Keeping the app up-to-date is a daunting task. "Our team is working 24/7. War has no weekends," the spokesperson told Euronews Next.

Kyiv Digital / AFP / Euronews Next via Canva
The app shows working pharmacies in Kyiv, left. Soldiers carry a person killed in an attack on a Kyiv residential building, rightKyiv Digital / AFP / Euronews Next via Canva

Tech savvy

Ukraine's adaptation of everyday technology has been a defining feature of the war so far.
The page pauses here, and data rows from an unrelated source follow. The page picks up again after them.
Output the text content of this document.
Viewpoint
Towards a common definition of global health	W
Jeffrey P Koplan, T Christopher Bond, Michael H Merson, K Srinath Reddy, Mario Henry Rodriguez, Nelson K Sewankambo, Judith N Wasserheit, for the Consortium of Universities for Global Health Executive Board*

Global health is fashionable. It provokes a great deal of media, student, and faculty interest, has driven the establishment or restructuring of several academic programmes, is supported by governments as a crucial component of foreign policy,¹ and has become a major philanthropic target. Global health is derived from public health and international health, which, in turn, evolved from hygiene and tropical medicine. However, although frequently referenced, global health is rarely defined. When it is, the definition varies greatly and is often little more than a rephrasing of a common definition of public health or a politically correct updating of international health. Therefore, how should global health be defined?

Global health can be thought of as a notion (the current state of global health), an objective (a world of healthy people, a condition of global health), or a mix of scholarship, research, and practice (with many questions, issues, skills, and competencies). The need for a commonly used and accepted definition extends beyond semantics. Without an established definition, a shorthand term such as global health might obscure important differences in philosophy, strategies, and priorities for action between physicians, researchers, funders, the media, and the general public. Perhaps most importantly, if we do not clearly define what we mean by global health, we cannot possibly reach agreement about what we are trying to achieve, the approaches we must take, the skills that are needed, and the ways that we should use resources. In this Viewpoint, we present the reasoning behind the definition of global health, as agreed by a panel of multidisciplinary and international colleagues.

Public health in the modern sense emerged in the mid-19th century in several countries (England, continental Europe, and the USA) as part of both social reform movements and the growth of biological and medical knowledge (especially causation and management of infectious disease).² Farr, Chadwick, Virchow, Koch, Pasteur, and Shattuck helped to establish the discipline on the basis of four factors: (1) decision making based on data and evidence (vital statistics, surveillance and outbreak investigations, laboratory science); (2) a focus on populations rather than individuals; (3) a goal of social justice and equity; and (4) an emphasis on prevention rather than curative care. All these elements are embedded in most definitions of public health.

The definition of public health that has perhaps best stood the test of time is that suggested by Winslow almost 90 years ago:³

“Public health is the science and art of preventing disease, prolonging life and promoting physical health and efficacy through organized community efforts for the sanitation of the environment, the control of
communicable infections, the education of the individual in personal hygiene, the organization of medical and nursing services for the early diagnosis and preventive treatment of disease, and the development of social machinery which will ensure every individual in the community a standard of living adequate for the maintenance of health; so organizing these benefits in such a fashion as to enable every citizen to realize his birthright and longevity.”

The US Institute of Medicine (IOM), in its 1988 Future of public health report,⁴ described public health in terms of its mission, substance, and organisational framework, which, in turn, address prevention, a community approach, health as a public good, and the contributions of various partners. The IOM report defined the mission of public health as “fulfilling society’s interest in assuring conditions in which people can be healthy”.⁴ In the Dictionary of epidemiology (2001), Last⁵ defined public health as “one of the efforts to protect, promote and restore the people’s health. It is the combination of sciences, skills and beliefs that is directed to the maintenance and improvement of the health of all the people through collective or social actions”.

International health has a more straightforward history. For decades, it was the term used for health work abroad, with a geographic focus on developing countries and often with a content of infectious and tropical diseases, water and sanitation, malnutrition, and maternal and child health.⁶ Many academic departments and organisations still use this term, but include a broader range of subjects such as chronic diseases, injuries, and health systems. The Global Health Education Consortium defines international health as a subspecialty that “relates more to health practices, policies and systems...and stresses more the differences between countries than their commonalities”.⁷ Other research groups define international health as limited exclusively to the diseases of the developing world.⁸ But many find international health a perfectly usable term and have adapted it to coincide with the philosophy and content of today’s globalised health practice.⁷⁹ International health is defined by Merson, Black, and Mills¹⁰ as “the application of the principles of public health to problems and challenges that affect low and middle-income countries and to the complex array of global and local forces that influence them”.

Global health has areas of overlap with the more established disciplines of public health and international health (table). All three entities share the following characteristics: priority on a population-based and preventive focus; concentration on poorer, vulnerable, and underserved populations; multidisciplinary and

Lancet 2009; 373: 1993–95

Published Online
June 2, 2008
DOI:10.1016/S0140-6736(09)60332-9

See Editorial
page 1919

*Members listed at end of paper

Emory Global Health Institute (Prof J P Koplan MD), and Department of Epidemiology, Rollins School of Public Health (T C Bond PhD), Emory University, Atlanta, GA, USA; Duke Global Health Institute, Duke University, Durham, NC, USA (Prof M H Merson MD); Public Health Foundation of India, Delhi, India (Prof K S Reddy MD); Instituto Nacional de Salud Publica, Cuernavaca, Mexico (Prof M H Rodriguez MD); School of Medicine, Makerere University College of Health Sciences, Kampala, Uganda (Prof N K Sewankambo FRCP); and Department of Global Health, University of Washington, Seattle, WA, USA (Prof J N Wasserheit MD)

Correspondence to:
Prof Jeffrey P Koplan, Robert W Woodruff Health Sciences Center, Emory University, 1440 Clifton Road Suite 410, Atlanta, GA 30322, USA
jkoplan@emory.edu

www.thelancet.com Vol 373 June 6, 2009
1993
Government ministers right up to Ukrainian president Volodymyr Zelenskyy have turned social media to their advantage, sending updates via the messaging app Telegram, posting morale-boosting videos and using Twitter to publicly pressure western governments and private companies into heavier sanctions on Russia.

A tweeted appeal to Elon Musk by Ukraine's Minister of Digital Transformation, Mykhailo Fedorov, led to shipments of SpaceX's Starlink satellite broadband terminals arriving in the country.

Petro Olenych / Kyiv Digital
Kyiv's Chief Digital Transformation officer, Petro OlenychPetro Olenych / Kyiv Digital

According to Olenych, the technology has provided backup communication channels for Ukraine's military administration and Kyiv's mayor, Vitaliy Klitschko.

Kyiv has also stepped up the availability of public WiFi across the city, bringing coverage to more than 200 air raid shelters in an effort to aid the flow of information and allow its residents to keep in touch with relatives.

The man in charge of the city's digital transformation believes that once the war is over, Kyiv Digital's former functionality as an app for public transport and parking will return. But digital services will also play a role in rebuilding the capital.


"We will contribute to the restoration of the destroyed facilities and strengthen the information support of the working enterprises - it is important for the city and Ukraine to support and restore the economy," Olenych said.

"Before the war, we had many plans and options that we wanted to add to Kyiv Digital. Eco-monitoring services, petitions, etc. I think we will also return to them, but with a new adaptation".